There are mainly two technologies, and some other in developing, which have been demonstrated to the world by the proud Engineers and Scientists of ISRO, the Indian Space Research Organisation carrying and coordinating their work from different parts of the country. From Space Applications Centre,Ahmedabad, to Vikram Sarabhai Space Centre, Trivandrum, ISRO Satellite Centre, Bangalore, Satish Dhawan launch centre, Sriharikotta, and doing post launch monitoring from the Master Control facility at Hassan, Karnataka.

The first technology is of the launch vehicle, The GSLV, the geostationary launch vehicle, capable of placing satellites in geosynchronous orbits. By this successful launch, in the words of the Chairman ofISRO, Dr Madhavan Nair, the reliability and dependability of the most powerful GSLV systems now in it's fifth launch have been demonstrated to the world. Of the earlier five launches, GSLV D1, D2, F01, F02 and now the F04, only the fourth one, GSLV F02, launched in July 2006 was aborted 56 seconds after launch due to loss of developed thrust in one of the four strap-on liquid propellant motors. All these GSLVs have placed satellites ranging from 1950 kgs (Edusat) to 2350 kgs in Geostationary Transfer Orbit (GTO). The GSLV has the cryogenic third stage (the cryogenic engines have been given by Russia and indigenous technology is in an advanced stage having already been demonstrated for time duration of about a minute). This launch is a morale booster for the next stageGSLV - MIII which can place heavier payloads in GTO.

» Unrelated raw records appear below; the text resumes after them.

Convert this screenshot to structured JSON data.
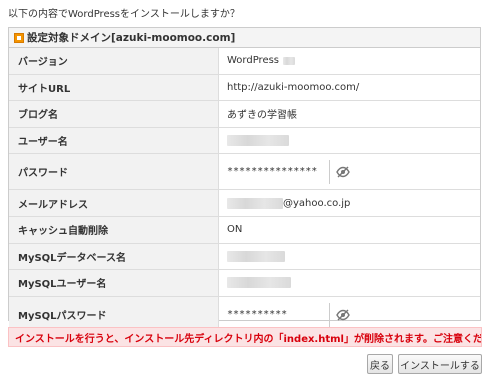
{
  "question": "以下の内容でWordPressをインストールしますか？",
  "panel": {
    "title": "設定対象ドメイン[azuki-moomoo.com]"
  },
  "fields": {
    "version": {
      "label": "バージョン",
      "value": "WordPress"
    },
    "site_url": {
      "label": "サイトURL",
      "value": "http://azuki-moomoo.com/"
    },
    "blog_name": {
      "label": "ブログ名",
      "value": "あずきの学習帳"
    },
    "username": {
      "label": "ユーザー名"
    },
    "password": {
      "label": "パスワード",
      "value": "***************"
    },
    "email": {
      "label": "メールアドレス",
      "value": "@yahoo.co.jp"
    },
    "cache_delete": {
      "label": "キャッシュ自動削除",
      "value": "ON"
    },
    "mysql_db": {
      "label": "MySQLデータベース名"
    },
    "mysql_user": {
      "label": "MySQLユーザー名"
    },
    "mysql_password": {
      "label": "MySQLパスワード",
      "value": "**********"
    }
  },
  "warning": "インストールを行うと、インストール先ディレクトリ内の「index.html」が削除されます。ご注意ください。",
  "buttons": {
    "back": "戻る",
    "install": "インストールする"
  },
  "colors": {
    "accent_orange": "#f49400",
    "warning_bg": "#fbe3e4",
    "warning_text": "#d8000c"
  },
  "icons": {
    "eye_toggle": "eye-slash-icon",
    "header_marker": "orange-square-icon"
  }
}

The second technology was that of the capability to build advanced satellites for the communication system in the country. The INSAT ( Indian National Satellite) is the largest satellite communication system in the Asia Pacific region with ten satellites in service. TheINSAT 4CR has 12 Ku transponders and is a boost for the DTH transmission in the country, can enhance Digital News Gathering Service (DNGS), VSAT and other high bit rate data transmission services besides meteorological imaging.

Antrix Corporation, the commercial wing of ISRO, interacting with customers wanting to launch payloads into space, ia happy as India now offers low cost launching of payloads, which is a direct threat to the other major space technology powers of US, Russia, China and France. With indigenous development of cryogenic technology which provides more thrust for each kilogram of on board propellant burnt, in comparison to the solid and liquid first and second stages, the cost of launches can be brought down still further, The augmentation of theGSLV MIII series will be a big booster as heavy combination of payloads (upto 4 tonnes) can be launched in a single launch. The supersonic scramjet reusable launch vehicles will bring down the payload launching costs to one tenth of what it is today. Presently India is the only country besides US which has developed the air-breathing, super sonic scramjet technology, which is being developed further for early commercialisation.